Dáil debates

Wednesday, 16 November 2022

Ceisteanna ó Cheannairí - Leaders' Questions

 

12:32 pm

Photo of Micheál MartinMicheál Martin (Cork South Central, Fianna Fail) | Oireachtas source

I thank the Deputy for raising this very important issue and I appreciate his interest in my longevity in politics. On a serious note, we have to keep working hard to effect change. We all have to keep at it.

It is interesting that in the last 20 to 25 years, health has been transformed. There is no comparison between outcomes and survival rates today when compared with 20 or 25 years ago. I said yesterday in the House that the reason for this was that we took a more strategic approach to the big diseases that were killing people. There are a number of aspects to health.

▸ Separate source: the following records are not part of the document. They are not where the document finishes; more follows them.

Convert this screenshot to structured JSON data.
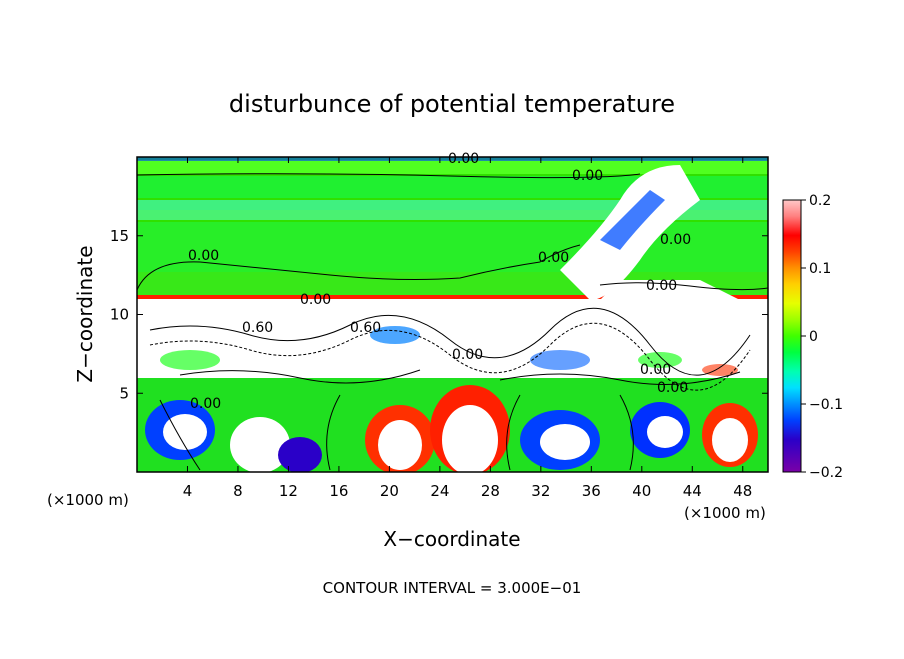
{
  "chart_data": {
    "type": "heatmap",
    "title": "disturbunce of potential temperature",
    "xlabel": "X−coordinate",
    "ylabel": "Z−coordinate",
    "x_unit_left": "(×1000 m)",
    "x_unit_right": "(×1000 m)",
    "xlim": [
      0,
      50
    ],
    "ylim": [
      0,
      20
    ],
    "x_ticks": [
      4,
      8,
      12,
      16,
      20,
      24,
      28,
      32,
      36,
      40,
      44,
      48
    ],
    "y_ticks": [
      5,
      10,
      15
    ],
    "colorbar": {
      "range": [
        -0.2,
        0.2
      ],
      "tick_values": [
        0.2,
        0.1,
        0,
        -0.1,
        -0.2
      ],
      "tick_labels": [
        "0.2",
        "0.1",
        "0",
        "−0.1",
        "−0.2"
      ],
      "colors": [
        "#7a00a8",
        "#2a00c8",
        "#0040ff",
        "#0090ff",
        "#00e0ff",
        "#00ffb0",
        "#00ff40",
        "#40ff00",
        "#9cff00",
        "#e6ff00",
        "#ffd000",
        "#ff9000",
        "#ff4000",
        "#ff0000",
        "#ff8080",
        "#ffc8c8"
      ]
    },
    "contour_labels": [
      "0.00",
      "0.00",
      "0.00",
      "0.00",
      "0.00",
      "0.00",
      "0.60",
      "0.60",
      "0.00",
      "0.00",
      "0.00",
      "0.00",
      "0.00"
    ],
    "annotation": "CONTOUR INTERVAL = 3.000E−01"
  }
}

There is access, which the Deputy touched on, and of how people are treated in an emergency. There are also the matters of how we increase life span, how we increase quality of life and how we reduce the burden of disease on people. To me, that is the big story in health that always gets lost in the most immediate headlines and that is frustrating for many people who are working. As I mentioned yesterday, I spoke to a consultant in stroke care who posted a story on Facebook last year about an almost miraculous intervention with a patient through thrombectomy. The patient got to hospital in time.

He got 1 million views. The point he was making to me was that we were not communicating events like that. It just took off. It was a very good story about how a person was saved through modern methods of dealing with stroke, but also a better strategic approach to dealing with stroke in terms of stroke units. The cancer strategies have been immensely successful, with the centralisation of cancer centres and so on. The cardiovascular strategy has been very successful. However, numbers are growing because the population is growing and I feel that services have not grown over the 20-year period to match population growth. That would be a view I would have, and I think that manifests in health.

In terms of the specific issue, my understanding is that the protected disclosure might have been sent in June. I stand to be corrected on that. The Minister has met with the NCHDs concerned. As the Deputy knows, the HSE performance management and improvement unit led an intensive engagement with the hospital group and the mid-west community healthcare organisation, CHO, throughout the summer in response to how the hospital was functioning. To be fair, it was not just NCHDs. I think HIQA also raised issues about the hospital. The unit worked with UHL to support and oversee the implementation of rapid improvements in services in the region. These measures include a renewed focus on hospital avoidance, patient flow discharge planning, and regular and frequent assessments of patients with long stays. The performance management and improvement unit is still supporting UHL. It remains a work-in-progress.

There is a bespoke site-level plan for Limerick as part of the national winter plan. It needs more consultants and the recruitment of extra staff - two emergency medicine consultants and discharge co-ordinators to target patient flow. That is now happening and they have been hired. The plan also includes improving access to diagnostics in the emergency department, the enhancement of GP out-of-hours services, and committing to the presence of senior decision-makers on a 16-hour, seven-day-per-week basis. The workforce in Limerick has grown by 833 whole-time equivalents. That is an increase of about 29%.